Şeyh İzzedin İsfahani diyor ki: Rüyada Seyyid Ahmed Rüfâî ile çok buluşurdum, bana emir verir veya yasaklar ve beni terbiye ederdi. Bir gün bana: 'Senin fethini yani keşfini açacak şeyhin ben değilim, fethini şeyh Abdürrahim Kannavî açacaktır.' dedi. Bunun üzerine Şeyh Abdürrahim Kannavî'nin memleketine yola çıktım. İlk buluştuğumda Seyyid Ahmed Rufai Hazretleri ile aramızda rüyada geçenleri birer birer hikâye ettikten sonra dedi ki: 'Ben sana sahip olamam ta ki Resûlullah'ın (s.a.v.) kâinatı doldurduğunu görmedikçe.' 'Bunun yolu nasıldır?' dedim. Cevaben dedi ki: 'Beyt-ül Makdis'e sefer et yani Kudüs'e git, muhakkak göreceksin, sonra gel.' dedi; dediği gibi yaptım. Makamata vasıl olan veliler de, bu hali görmedikçe vasıl olamazlar.

 

Ali Havvas Hazretleri demişler ki: Ölen şeyhlerin kabrinden verdiği emir ve nehiylerle amel etmek, ancak o verilen emirleri şeriat ulamasına arz ettikten sonra caiz olur. Zira o kabirden konuşanın şeytan olması ihtimali de vardır. Çünkü veliler masum değillerdir. Binaenaleyh ihtiyata riayetle daima diri şeyhe bağlanmak evlâdır.

 

Dünyada iken elimden harikulade olan keramet zahir olmasından hoşlanmam. Çünkü onun mahalli dar-ı ahirettir. Bunun dünyada vukuunu acele isteyen kimse baki cevhere, fani dünya metaını tercih etmiş demektir. Fakat mürit için bir kerecik olsun keramet zuhuru şarttır. Buna sebep: O müridin cennet ehli olduğuna müjde olarak Cenâb-ı Hakk bu kerameti zuhura getirir. Zira cehennem ehlinin elinden keramet zahir olmaz, cennete giremeyecekleri için.

 

Âriflerin keşif yolu ile Kur'ân'dan yaptıkları tefsiri teslim eder kabul eylerim. . Çünkü bunların tefsiri tam hakikattir. Dünya ve âhiretde değişmez.
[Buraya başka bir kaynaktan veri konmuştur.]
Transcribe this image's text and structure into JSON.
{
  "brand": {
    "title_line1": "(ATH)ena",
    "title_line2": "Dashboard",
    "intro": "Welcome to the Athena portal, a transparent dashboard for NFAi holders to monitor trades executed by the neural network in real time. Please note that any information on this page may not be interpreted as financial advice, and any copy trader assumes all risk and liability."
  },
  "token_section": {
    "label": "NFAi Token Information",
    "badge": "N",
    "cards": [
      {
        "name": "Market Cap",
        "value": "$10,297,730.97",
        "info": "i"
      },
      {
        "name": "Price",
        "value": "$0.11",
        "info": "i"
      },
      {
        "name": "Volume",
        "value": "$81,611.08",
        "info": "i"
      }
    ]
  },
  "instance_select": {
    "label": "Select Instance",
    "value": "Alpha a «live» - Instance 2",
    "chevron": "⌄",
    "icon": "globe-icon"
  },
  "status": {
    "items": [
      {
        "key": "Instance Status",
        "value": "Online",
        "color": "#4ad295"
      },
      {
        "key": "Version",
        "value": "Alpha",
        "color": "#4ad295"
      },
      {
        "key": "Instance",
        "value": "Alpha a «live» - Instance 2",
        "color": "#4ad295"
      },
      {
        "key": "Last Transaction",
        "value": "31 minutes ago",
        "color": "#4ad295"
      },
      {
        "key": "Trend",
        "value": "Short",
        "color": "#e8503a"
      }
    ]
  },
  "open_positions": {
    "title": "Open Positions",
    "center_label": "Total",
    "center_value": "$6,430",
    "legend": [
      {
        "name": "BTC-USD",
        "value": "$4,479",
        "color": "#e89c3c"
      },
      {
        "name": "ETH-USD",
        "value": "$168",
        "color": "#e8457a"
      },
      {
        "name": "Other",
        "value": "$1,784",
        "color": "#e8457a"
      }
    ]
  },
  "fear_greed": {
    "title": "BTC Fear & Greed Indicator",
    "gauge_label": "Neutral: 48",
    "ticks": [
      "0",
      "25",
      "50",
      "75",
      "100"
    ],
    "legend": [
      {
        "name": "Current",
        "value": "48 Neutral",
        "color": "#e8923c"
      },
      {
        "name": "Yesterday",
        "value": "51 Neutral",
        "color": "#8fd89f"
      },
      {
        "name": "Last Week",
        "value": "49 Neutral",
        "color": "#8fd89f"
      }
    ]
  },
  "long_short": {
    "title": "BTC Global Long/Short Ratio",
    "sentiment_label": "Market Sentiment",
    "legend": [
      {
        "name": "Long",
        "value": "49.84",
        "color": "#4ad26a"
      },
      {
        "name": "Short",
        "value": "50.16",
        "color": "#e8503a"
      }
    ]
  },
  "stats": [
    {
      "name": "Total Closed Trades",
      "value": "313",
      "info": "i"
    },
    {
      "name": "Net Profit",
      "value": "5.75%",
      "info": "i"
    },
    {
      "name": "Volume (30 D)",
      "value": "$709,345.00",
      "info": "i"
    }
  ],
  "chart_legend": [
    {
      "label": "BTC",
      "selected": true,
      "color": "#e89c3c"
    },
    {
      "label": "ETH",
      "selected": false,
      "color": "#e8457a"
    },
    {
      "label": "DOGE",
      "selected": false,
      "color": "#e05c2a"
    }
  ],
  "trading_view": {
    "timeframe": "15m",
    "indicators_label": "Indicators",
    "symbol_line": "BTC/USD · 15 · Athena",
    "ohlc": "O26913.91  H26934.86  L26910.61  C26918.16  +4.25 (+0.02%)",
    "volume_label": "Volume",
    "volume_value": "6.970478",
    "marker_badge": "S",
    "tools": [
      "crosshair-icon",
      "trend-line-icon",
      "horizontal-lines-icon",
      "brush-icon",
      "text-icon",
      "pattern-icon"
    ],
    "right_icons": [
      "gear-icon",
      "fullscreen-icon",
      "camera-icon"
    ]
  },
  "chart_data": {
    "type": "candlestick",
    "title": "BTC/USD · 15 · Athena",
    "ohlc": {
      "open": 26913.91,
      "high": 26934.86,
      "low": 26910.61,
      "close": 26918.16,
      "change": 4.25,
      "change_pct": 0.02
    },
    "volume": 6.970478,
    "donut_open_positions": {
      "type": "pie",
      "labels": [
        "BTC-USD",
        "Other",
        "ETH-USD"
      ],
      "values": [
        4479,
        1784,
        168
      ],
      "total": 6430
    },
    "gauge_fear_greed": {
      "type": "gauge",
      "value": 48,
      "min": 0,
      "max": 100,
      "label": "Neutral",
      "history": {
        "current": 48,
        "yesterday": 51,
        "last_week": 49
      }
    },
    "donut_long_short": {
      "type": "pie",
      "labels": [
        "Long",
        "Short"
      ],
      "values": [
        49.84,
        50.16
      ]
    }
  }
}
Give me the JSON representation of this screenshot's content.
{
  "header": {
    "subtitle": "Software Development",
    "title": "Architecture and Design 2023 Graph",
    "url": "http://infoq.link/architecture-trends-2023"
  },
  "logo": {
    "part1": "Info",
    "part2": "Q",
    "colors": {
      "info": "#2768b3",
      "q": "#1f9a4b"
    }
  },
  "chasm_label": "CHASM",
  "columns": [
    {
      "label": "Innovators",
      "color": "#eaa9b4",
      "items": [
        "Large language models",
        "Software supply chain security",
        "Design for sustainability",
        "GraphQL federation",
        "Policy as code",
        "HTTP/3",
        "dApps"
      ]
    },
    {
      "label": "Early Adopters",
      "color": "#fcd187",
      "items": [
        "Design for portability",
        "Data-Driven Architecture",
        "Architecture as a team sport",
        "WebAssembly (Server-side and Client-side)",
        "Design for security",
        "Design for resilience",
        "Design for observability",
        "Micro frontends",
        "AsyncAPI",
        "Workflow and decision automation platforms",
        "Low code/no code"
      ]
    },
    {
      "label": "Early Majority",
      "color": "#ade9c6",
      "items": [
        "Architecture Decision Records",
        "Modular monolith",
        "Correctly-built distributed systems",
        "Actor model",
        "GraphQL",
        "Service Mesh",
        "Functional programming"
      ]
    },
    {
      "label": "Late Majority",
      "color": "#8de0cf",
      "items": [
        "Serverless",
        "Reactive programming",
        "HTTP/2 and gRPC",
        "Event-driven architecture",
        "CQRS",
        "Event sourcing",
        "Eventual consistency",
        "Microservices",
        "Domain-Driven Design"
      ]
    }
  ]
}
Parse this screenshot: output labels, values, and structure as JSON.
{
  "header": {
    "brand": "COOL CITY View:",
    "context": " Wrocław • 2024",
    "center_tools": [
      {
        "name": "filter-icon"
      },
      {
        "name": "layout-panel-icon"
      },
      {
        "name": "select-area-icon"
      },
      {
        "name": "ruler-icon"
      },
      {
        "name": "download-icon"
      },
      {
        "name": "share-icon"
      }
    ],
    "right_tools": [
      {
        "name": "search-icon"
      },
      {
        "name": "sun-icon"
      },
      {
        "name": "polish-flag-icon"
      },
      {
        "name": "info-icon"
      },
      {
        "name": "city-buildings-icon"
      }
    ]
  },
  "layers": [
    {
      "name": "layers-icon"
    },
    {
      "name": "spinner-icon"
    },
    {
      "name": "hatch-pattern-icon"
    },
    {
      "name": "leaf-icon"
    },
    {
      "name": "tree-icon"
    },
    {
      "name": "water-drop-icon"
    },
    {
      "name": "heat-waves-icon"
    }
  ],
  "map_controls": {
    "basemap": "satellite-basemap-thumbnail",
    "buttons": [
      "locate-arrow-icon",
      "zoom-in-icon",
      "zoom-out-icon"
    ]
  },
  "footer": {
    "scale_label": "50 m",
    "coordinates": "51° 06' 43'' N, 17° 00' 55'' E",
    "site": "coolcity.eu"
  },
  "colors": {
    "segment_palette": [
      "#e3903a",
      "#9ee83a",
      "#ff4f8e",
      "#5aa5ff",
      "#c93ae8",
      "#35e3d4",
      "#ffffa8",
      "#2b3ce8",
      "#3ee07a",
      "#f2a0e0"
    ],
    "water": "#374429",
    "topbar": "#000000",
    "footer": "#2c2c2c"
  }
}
Ehli fikir ve fehim olanların tefsiri ise değişir.

 

Kardeşim Efdalüddin Hazretlerinden işittim: (Hicr: 47)

 

إِخْوَانًا عَلَى سُرُرٍ مُّتَقَابِلِينَ

 

âyet-i kerimesindeki tekabülden yani karşı karşıya olmaktan murat, suretin aynada karşılaşmaları gibidir. Yoksa dünyada iki cismin karşılaşması gibi değildir. Çünkü suretin aynada karşılaşmaları aynaya bakanın sağ gözü, görülenin sağ gözüne mukabil olur. Fakat dünyada iki cisim karşılaşınca senin sağ gözün arkadaşın sol gözüne mukabil olur. Diğer azalar da böyledir. Bu dünyada her aza karşısındakinin zıddı olur. Âhirette iş böyle değildir. Oradaki tekabül yani karşılaşma hem mana ve hem de suret-i mahsusa ile birlikte olur. Senin suretini aynada görüşün gibi olur. Hakiki tekabül budur. Çünkü işler âhirette tam inkişaf eder. Zira burada yani dünyada tekabül, manaların ve ruhların suretleri gibidir. Nasıl ki sen dünyada cisminle zahir, ruhunla batınsın, âhirette bunun aksine olursun.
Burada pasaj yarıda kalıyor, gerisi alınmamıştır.